La jueza Gilmore fijó para la primavera de 2005 la sentencia para Karla.

La declaración de culpabilidad de Karla era, sin duda, un gran triunfo para el procurador Dan Rodríguez. No sólo había logrado la captura de todos los involucrados en el caso sino que, también, había conseguido que se declarara culpable la supuesta líder de la mortal operación. “En la historia contemporánea, no hemos visto nada peor, por eso es importante esta declaración de culpabilidad,” le dijo el procurador Rodríguez al diario The New York Times. “Esperamos que ella sea capaz de identificar a otros individuos que estuvieron involucrados en esta operación, que esos individuos sean declarados culpables, y que todo lo que ocurrió se dé a conocer.”

Las declaraciones de Rodríguez violaban una orden expresa de la jueza Gilmore (gag order) que le prohibía a todos los participantes en el juicio dar su opinión a la prensa. La jueza, incluso, reprendió al procurador Rodríguez en público y amenazó con llevar el juicio a otra ciudad. Aún así, el éxito legal de Rodríguez y de su equipo era rotundo.

 

 

Al igual que Karla Chávez, Abelardo Flores, Fatima Holloway y Juan Carlos se habían declarado culpables de algunos de los cargos en su contra. Pero a cambio de sentencias más cortas podrían haber declarado en un juicio contra Karla. Sobre todo Abelardo Flores. El estaba dispuesto a decir que trabajaba para Karla y que, siguiendo sus instrucciones, ayudó a reclutar al chofer Tyrone Williams para que llevara a los inmigrantes en su tráiler.

Además, había al menos diecinueve sobrevivientes que estaban preparados para declarar que Karla, de alguna manera, era la coordinadora del transporte para todo el grupo que iba en el tráiler. Ninguno de esos testimonios fue necesario. El abogado de Karla le hizo ver que esos testimonios, más el video en que ella misma se inculpaba, le habían cerrado las posibilidades de tener éxito en un juicio.

La misma estrategia que los fiscales usaron contra Karla la utilizarían, después, con los otros acusados que, hasta ese momento, iban a tratar de demostrar su inocencia en un juicio.

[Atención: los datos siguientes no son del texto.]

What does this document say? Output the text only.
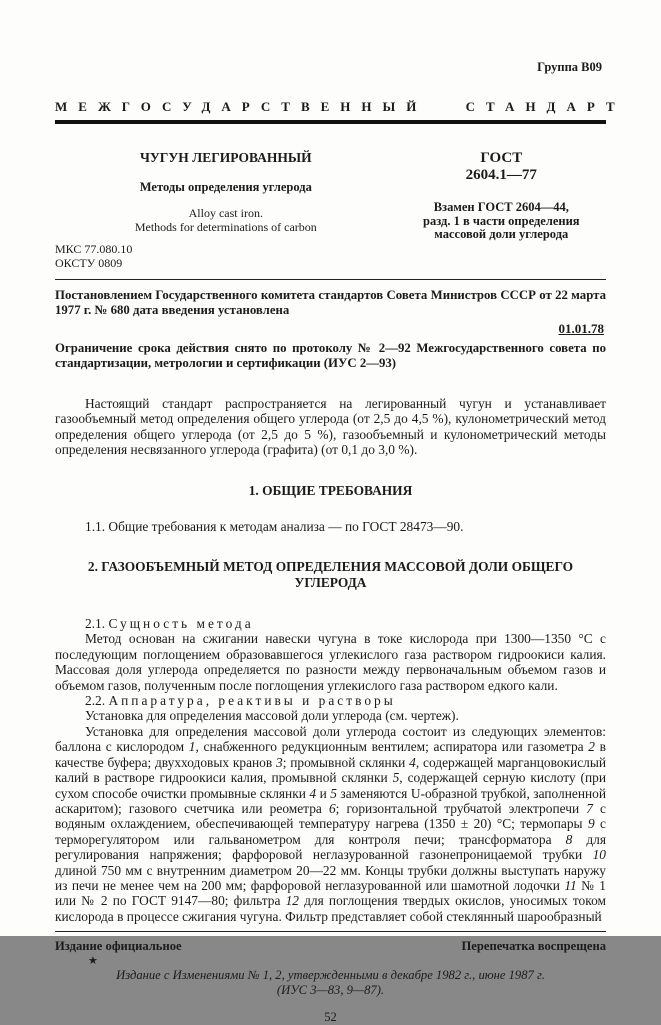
Группа В09
МЕЖГОСУДАРСТВЕННЫЙ СТАНДАРТ
ЧУГУН ЛЕГИРОВАННЫЙ
Методы определения углерода
Alloy cast iron.
Methods for determinations of carbon
МКС 77.080.10
ОКСТУ 0809
ГОСТ
2604.1—77
Взамен ГОСТ 2604—44,
разд. 1 в части определения
массовой доли углерода

Постановлением Государственного комитета стандартов Совета Министров СССР от 22 марта 1977 г. № 680 дата введения установлена

01.01.78

Ограничение срока действия снято по протоколу № 2—92 Межгосударственного совета по стандартизации, метрологии и сертификации (ИУС 2—93)

Настоящий стандарт распространяется на легированный чугун и устанавливает газообъемный метод определения общего углерода (от 2,5 до 4,5 %), кулонометрический метод определения общего углерода (от 2,5 до 5 %), газообъемный и кулонометрический методы определения несвязанного углерода (графита) (от 0,1 до 3,0 %).

1. ОБЩИЕ ТРЕБОВАНИЯ

1.1. Общие требования к методам анализа — по ГОСТ 28473—90.

2. ГАЗООБЪЕМНЫЙ МЕТОД ОПРЕДЕЛЕНИЯ МАССОВОЙ ДОЛИ ОБЩЕГО УГЛЕРОДА

2.1. Сущность метода

Метод основан на сжигании навески чугуна в токе кислорода при 1300—1350 °С с последующим поглощением образовавшегося углекислого газа раствором гидроокиси калия. Массовая доля углерода определяется по разности между первоначальным объемом газов и объемом газов, полученным после поглощения углекислого газа раствором едкого кали.

2.2. Аппаратура, реактивы и растворы

Установка для определения массовой доли углерода (см. чертеж).

Установка для определения массовой доли углерода состоит из следующих элементов: баллона с кислородом 1, снабженного редукционным вентилем; аспиратора или газометра 2 в качестве буфера; двухходовых кранов 3; промывной склянки 4, содержащей марганцовокислый калий в растворе гидроокиси калия, промывной склянки 5, содержащей серную кислоту (при сухом способе очистки промывные склянки 4 и 5 заменяются U-образной трубкой, заполненной аскаритом); газового счетчика или реометра 6; горизонтальной трубчатой электропечи 7 с водяным охлаждением, обеспечивающей температуру нагрева (1350 ± 20) °С; термопары 9 с терморегулятором или гальванометром для контроля печи; трансформатора 8 для регулирования напряжения; фарфоровой неглазурованной газонепроницаемой трубки 10 длиной 750 мм с внутренним диаметром 20—22 мм. Концы трубки должны выступать наружу из печи не менее чем на 200 мм; фарфоровой неглазурованной или шамотной лодочки 11 № 1 или № 2 по ГОСТ 9147—80; фильтра 12 для поглощения твердых окислов, уносимых током кислорода в процессе сжигания чугуна. Фильтр представляет собой стеклянный шарообразный

Издание официальное	Перепечатка воспрещена
★
Издание с Изменениями № 1, 2, утвержденными в декабре 1982 г., июне 1987 г.
(ИУС 3—83, 9—87).
52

Parte del acuerdo para pedir una sentencia más leve contra Karla era que ella testificara contra los que todavía no se habían declarado culpables. La estrategia de la fiscalía fue enfrentar a los coyotes entre sí. Tuvieron razón. En lugar de que todos guardaran silencio, uno a uno fue sintiendo la presión, y empezaron a hablar, culpando a sus ex compañeros con la esperanza de tener una sentencia reducida.

Al final, los coyotes se comieron entre sí.